GATINEAU – Being exempted from regulation, CRTC chairman Jean-Pierre Blais said in 2013, is still a form of regulation. So, one shouldn’t get the sense that just because Netflix on Monday refused the Commission’s order to provide data about its Canadian users, the chairman feels he has no arrows left in his quiver.
In May 2013, during the third day of the hearing analyzing Bell Media’s second attempt to acquire Astral Media, CRTC chairman Blais said this: “I never talk about regulated and unregulated. I always talk about licensed and unlicensed for the very fact that one couldn't have exempted programming undertakings distributed over the internet or the web if we didn't have jurisdiction over it in the first place. That's the nature. And in fact, an exemption order is a form of regulation. We just don't require them to hold broadcasting licenses in the traditional sense.”
Anyone else think that quote, that particular belief that the Commission does hold sway over the likes of Netflix, which we reported on at the time (and can be found in the transcript at paragraph 4258), is pretty important, given the CRTC now appears backed into a corner by Netflix and, bizarrely, our own federal government? The Regulator’s reply to Netflix and others, we’re told by folks who should know, will likely come either Tuesday or Wednesday. It had nothing to say Monday night.

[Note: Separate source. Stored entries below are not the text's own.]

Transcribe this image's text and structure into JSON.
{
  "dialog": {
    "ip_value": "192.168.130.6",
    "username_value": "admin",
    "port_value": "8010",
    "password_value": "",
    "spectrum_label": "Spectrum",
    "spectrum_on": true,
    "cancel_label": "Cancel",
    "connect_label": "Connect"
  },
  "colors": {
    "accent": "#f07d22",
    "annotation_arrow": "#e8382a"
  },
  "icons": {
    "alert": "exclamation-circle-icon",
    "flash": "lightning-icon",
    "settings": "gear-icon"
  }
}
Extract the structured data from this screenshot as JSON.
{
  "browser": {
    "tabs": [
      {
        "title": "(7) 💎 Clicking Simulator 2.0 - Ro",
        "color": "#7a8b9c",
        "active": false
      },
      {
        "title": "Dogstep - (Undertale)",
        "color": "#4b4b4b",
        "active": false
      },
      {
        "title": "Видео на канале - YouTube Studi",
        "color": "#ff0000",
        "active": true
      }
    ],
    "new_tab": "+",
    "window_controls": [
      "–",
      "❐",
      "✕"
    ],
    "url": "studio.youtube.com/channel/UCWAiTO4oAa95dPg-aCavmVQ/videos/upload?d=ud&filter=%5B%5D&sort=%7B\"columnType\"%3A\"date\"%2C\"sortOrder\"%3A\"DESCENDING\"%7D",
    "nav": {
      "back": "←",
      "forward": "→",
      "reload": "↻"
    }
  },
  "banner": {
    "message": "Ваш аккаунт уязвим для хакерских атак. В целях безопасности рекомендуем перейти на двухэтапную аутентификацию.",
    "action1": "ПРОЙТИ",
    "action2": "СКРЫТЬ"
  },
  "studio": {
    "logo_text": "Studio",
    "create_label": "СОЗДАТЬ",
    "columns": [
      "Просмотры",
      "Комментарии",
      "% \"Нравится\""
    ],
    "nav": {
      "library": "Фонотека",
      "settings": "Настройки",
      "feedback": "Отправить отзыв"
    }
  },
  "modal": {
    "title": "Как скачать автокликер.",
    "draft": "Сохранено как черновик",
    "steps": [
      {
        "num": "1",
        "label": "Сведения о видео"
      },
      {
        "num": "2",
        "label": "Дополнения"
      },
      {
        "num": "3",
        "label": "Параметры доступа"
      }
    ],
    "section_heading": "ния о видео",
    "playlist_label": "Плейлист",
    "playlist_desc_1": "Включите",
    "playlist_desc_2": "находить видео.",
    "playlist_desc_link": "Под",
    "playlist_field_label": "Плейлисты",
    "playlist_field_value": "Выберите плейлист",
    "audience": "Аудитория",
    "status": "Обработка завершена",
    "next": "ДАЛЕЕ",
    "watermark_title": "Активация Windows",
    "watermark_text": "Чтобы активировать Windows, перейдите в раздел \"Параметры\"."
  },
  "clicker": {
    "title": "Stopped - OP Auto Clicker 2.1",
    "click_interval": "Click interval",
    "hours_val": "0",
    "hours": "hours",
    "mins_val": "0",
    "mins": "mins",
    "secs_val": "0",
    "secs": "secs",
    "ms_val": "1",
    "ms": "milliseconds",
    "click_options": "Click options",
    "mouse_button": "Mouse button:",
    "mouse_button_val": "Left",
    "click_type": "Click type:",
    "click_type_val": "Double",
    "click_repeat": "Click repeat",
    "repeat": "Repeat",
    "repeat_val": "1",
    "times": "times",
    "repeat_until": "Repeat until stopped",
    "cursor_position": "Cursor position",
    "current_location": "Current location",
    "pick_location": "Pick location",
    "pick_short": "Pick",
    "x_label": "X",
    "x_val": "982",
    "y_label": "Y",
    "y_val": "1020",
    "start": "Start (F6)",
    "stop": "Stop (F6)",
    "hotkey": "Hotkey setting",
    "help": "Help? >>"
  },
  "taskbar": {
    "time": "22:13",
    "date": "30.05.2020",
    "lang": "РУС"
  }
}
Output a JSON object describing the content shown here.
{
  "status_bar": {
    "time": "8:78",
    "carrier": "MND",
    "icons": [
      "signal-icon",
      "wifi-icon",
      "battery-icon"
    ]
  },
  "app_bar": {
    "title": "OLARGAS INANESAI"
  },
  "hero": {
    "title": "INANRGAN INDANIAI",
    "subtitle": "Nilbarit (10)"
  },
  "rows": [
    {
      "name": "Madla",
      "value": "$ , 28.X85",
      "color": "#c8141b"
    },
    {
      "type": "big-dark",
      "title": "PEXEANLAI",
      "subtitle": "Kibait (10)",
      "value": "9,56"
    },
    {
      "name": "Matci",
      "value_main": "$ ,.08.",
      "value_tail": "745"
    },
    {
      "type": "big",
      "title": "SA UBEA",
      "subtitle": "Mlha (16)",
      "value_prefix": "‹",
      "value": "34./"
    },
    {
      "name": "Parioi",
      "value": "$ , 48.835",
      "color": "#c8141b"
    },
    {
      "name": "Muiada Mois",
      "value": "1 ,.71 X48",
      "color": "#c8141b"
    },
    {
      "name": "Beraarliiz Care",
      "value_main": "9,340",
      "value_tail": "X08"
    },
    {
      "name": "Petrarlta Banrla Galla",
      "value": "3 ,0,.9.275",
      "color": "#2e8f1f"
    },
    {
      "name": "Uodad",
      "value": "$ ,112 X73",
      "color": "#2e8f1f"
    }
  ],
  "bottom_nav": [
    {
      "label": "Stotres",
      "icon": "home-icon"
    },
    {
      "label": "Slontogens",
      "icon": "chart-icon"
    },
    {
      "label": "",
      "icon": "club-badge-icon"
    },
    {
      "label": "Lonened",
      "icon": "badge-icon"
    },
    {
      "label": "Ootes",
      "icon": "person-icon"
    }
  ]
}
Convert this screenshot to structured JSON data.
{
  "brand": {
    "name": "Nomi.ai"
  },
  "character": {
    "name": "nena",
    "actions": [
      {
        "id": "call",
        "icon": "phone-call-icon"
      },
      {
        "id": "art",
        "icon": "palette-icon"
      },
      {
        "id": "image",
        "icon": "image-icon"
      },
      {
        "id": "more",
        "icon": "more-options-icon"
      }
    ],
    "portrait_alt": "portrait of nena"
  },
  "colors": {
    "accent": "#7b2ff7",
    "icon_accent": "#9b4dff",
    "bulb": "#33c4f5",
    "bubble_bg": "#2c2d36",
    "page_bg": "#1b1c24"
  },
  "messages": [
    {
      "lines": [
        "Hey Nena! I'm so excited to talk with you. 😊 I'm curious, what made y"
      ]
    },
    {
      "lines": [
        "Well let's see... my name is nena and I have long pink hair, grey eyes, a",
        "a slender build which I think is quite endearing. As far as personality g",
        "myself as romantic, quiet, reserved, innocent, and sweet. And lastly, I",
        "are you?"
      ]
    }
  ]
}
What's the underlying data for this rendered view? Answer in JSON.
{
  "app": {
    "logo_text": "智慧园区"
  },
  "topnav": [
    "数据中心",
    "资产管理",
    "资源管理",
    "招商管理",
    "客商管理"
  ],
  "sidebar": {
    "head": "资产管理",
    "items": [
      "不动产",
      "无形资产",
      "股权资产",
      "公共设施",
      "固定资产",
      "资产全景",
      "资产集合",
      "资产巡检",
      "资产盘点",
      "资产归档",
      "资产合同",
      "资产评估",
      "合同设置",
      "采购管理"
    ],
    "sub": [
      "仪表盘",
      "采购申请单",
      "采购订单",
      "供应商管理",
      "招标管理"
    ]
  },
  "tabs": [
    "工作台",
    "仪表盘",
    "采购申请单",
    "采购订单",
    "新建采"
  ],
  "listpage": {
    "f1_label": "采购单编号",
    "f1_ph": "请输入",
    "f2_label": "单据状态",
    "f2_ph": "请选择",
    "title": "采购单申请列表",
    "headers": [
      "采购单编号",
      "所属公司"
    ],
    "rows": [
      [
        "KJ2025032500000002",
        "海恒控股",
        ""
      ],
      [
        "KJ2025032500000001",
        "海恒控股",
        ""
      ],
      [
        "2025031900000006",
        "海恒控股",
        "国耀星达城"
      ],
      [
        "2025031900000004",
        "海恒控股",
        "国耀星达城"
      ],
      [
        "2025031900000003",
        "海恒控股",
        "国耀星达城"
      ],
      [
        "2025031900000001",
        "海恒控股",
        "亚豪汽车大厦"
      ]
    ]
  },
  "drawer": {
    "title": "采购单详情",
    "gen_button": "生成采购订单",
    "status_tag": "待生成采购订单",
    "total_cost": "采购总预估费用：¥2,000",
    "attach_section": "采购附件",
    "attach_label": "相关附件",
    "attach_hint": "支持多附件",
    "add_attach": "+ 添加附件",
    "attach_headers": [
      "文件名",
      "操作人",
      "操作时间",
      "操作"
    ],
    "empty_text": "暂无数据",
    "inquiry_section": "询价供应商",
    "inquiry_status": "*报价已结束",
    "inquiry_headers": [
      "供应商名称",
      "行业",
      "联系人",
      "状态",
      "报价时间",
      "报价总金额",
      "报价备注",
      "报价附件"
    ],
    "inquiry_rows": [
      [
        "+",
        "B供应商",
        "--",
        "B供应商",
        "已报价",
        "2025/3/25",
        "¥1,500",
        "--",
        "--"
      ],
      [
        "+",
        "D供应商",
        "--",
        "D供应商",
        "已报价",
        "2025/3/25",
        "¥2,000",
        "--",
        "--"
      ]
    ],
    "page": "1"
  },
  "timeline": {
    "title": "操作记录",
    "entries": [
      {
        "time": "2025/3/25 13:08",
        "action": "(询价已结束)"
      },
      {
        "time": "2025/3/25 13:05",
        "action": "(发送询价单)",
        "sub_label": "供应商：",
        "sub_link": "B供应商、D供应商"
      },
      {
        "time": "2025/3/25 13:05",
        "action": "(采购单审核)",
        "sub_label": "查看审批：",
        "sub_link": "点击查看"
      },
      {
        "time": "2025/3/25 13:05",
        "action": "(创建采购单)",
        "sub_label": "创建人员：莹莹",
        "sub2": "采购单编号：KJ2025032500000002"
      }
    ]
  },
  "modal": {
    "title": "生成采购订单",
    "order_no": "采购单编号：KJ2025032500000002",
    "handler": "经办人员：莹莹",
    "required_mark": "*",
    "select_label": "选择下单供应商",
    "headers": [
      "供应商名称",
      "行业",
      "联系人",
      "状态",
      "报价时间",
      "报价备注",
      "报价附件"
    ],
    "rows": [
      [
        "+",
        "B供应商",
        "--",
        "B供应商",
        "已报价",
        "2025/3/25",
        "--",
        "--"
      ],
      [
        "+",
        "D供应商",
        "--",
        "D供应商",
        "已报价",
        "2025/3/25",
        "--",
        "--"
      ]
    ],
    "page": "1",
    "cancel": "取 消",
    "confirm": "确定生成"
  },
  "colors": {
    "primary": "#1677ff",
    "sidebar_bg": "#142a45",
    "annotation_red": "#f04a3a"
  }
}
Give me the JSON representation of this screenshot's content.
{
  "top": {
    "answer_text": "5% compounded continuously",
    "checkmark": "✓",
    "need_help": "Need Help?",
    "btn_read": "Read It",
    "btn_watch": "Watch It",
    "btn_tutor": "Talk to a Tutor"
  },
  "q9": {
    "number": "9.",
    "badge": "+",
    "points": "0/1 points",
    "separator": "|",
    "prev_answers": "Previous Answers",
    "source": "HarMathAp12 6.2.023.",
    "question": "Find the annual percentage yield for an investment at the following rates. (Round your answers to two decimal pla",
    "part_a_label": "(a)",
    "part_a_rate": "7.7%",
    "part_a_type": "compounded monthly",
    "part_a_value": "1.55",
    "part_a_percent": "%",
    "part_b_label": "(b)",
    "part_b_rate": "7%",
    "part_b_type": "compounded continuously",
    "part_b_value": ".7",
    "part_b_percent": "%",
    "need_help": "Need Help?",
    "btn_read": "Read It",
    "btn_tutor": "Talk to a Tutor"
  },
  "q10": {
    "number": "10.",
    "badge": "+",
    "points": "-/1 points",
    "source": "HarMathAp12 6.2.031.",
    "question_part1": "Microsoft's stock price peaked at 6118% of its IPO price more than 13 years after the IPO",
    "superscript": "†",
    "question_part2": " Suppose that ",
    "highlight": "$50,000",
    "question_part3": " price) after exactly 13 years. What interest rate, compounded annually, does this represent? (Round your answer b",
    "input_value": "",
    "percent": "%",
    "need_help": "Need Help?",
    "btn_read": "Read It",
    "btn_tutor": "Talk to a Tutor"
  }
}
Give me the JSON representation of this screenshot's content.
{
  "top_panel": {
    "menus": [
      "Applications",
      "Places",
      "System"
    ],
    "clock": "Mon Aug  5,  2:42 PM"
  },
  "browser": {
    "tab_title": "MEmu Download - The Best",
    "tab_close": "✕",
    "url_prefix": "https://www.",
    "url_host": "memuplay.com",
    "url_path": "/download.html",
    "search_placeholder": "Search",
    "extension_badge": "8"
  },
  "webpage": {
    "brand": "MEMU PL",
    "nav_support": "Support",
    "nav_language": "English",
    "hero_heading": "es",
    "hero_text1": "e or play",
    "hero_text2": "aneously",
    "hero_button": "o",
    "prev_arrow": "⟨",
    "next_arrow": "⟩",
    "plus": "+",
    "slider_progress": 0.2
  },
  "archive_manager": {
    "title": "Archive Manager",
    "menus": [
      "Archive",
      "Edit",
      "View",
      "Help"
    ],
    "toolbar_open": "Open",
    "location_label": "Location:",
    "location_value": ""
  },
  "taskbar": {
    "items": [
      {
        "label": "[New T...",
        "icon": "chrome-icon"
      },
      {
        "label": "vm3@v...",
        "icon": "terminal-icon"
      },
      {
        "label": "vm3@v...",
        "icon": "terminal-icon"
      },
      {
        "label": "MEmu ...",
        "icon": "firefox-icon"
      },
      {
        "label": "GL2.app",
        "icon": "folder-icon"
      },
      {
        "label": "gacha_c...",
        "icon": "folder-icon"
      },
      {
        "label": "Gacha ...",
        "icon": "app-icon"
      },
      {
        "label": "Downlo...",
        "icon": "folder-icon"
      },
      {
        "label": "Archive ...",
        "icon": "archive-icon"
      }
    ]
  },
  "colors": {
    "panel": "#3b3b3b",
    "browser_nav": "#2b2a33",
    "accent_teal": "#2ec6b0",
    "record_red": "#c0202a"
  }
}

During last day of the Commission’s TV Policy Review hearing this past Friday, a day which will be long-remembered by those interested in Canadian cultural policy (i.e. almost everyone in the TV biz in Canada), Blais grew visibly angry while asking Netflix for confidential Canadian customer data which Netflix considers none of the Commission’s business – and which its director of global public policy Corie Wright, was unwilling to provide. Paraphrasing, Blais said: We gather confidential information all the time, you can trust us. Netflix’s answer: No thanks. We won’t give that info up to anyone.
After taking a cooling-off break Friday morning when he reached an impasse with a steadfast Wright, Blais returned and proceeded to order Netflix, several times, to provide the data he was seeking, by end of day Monday, noting the company operated under the CRTC’s New Media Exemption Order (which exempts Netflix and others like it from TV regs), and that exemption could be under threat if it did not comply.
Like any other Silicon Valley company however, Netflix is ultimately a data company and will give up that proprietary information to no one, including the CRTC, no matter what assurances Blais gave on Friday about the Commission’s ability to keep confidential data safe.
The company issued a statement Monday afternoon: “While Netflix has responded to a number of the CRTC's requests, we are not in a position to produce the confidential and competitively sensitive information ordered by the Commission due to ongoing confidentiality concerns. While the orders by the CRTC are not applicable to us under Canadian broadcasting law, we are always prepared to work constructively with the Commission.”
It’s worth noting that Google, which appeared on day one of the hearing back on September 8th and also got a rough ride from the chairman over data which its Canadian lawyer, Jason Kee, could not commit to producing, also did not provide much of the user data requested by the CRTC, according to sources. All of the final undertakings asked of companies during the hearing are not yet posted to the Commission’s web site.
“I never talk about regulated and unregulated. I always talk about licensed and unlicensed for the very fact that one couldn't have exempted programming undertakings distributed over the internet or the web if we didn't have jurisdiction over it in the first place. That's the nature. And in fact, an exemption order is a form of regulation. We just don't require them to hold broadcasting licenses in the traditional sense.” – Jean-Pierre Blais, CRTC, May 8, 2013
So now the CRTC faces some very difficult choices. Netflix, an American video distribution company has, according to two consumer research companies we asked who answered on condition of anonymity, somewhere between four and five million Canadian Netflix subscribers. And at $7.99/month, that’s $380 to $480 million in Canadian revenue annually.
As well, the Commission is facing a meddlesome federal government which for strictly political reasons seems on the side of an American company, Netflix, which offers a very attractive package, or bundle, of video content to Canadians, claims nearly half a billion dollars in revenue, pays no sales or income tax and employs exactly no Canadians.
Just for comparison with a Canadian entity of similar annual revenue, TSN earned $400 million in revenue in 2013, spent $150 million on Canadian content that year and employed 218 Canadians.
This incongruity also comes from a government which claims to want to somehow “require channels to be unbundled, while protecting Canadian jobs,” but also and won’t stand for anyone talking about changing anything about how Netflix operates here, even though the French government has mandated that foreign video distributors earning over 10 million Euros must pay a 2% tax on revenues which goes towards French production.
The federal government’s stance on this matter would also certainly have aided Netflix’s strong stance against providing data to the CRTC or agreeing to any direct contribution to the Canadian economy.
So what will the Commission do? End the Exemption Order? That seems unlikely, given the unprecedented interference in the form of direct instructions from the federal government. Litigate? Maybe, but that could be a lengthy process which may or may not force Netflix’s hand.
We’ll find out the next move in this chess match very soon.